Pensioners advised to delay completing tax returns
The Low Incomes Tax Reform Group (LITRG) has advised pensioners to wait until the end of May before completing a tax return due to HMRC issuing notices despite introducing a new system which means that pensioners with a state pension exceeding their personal allowance may no longer have to file a return
19 Apr 2017
Up until 6 April 2017 the only way HMRC could collect tax due on state pensions which exceeded the personal allowance was to issue a self assessment tax return as a result of the Department for Work and Pensions (DWP) not deducting tax due under PAYE.
In April, HMRC introduced a system which means that individuals do not have to complete a tax return if there is no other income that needs to be reported to HMRC. Instead a simple assessment will be issued based on the information HMRC receives from the DWP. The tax which is due on the simple assessment will then have to be paid by 31 January.
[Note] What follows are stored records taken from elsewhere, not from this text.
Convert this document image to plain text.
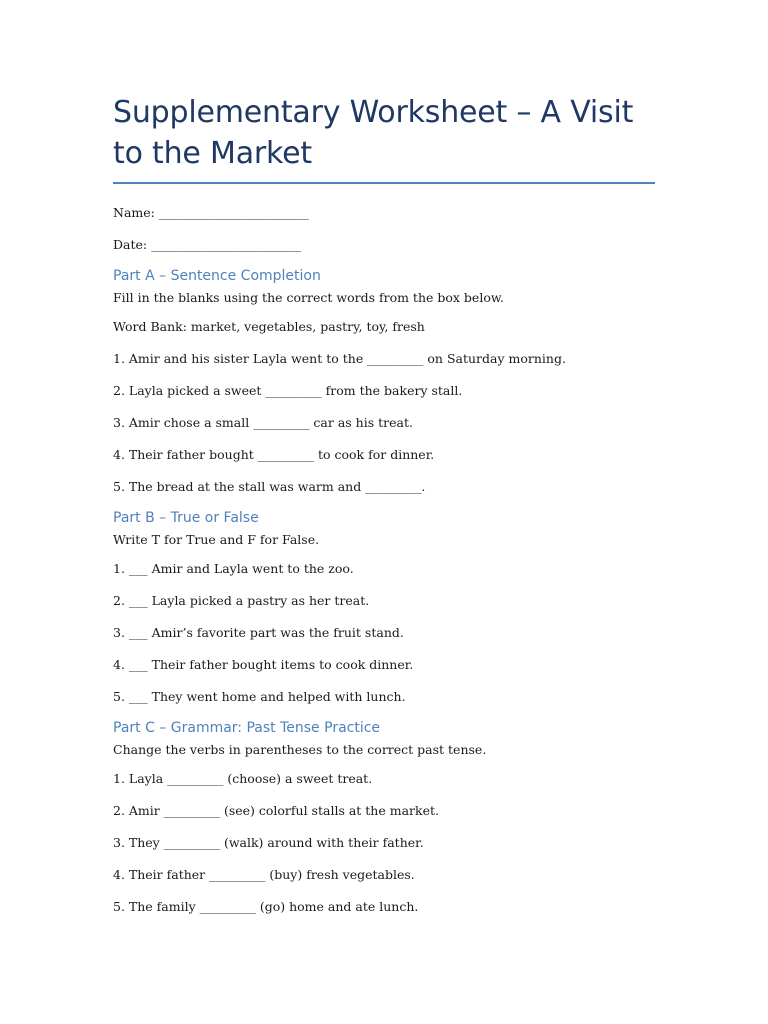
Supplementary Worksheet – A Visit to the Market

Name: ________________________

Date: ________________________

Part A – Sentence Completion

Fill in the blanks using the correct words from the box below.

Word Bank: market, vegetables, pastry, toy, fresh

1. Amir and his sister Layla went to the _________ on Saturday morning.

2. Layla picked a sweet _________ from the bakery stall.

3. Amir chose a small _________ car as his treat.

4. Their father bought _________ to cook for dinner.

5. The bread at the stall was warm and _________.

Part B – True or False

Write T for True and F for False.

1. ___ Amir and Layla went to the zoo.

2. ___ Layla picked a pastry as her treat.

3. ___ Amir’s favorite part was the fruit stand.

4. ___ Their father bought items to cook dinner.

5. ___ They went home and helped with lunch.

Part C – Grammar: Past Tense Practice

Change the verbs in parentheses to the correct past tense.

1. Layla _________ (choose) a sweet treat.

2. Amir _________ (see) colorful stalls at the market.

3. They _________ (walk) around with their father.

4. Their father _________ (buy) fresh vegetables.

5. The family _________ (go) home and ate lunch.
However, HMRC is still issuing notices to pensioners informing them that they must complete a tax return and then a few weeks later HMRC gets in contact again to backtrack and inform the same pensioners that they are not required to file a tax return due to the new system.
Therefore, the LITRG has advised that pensioners wait until the end of May to see whether HMRC removes their obligation to file a tax return. If an individual believes they qualify for this obligation the LITRG advises that they should wait to see if they receive a note from HMRC before contacting the tax authority asking to be removed.
If an individual is informed to complete a tax return but does not have the notice withdrawn then the return must be filed by 31 January 2018 to avoid any penalties.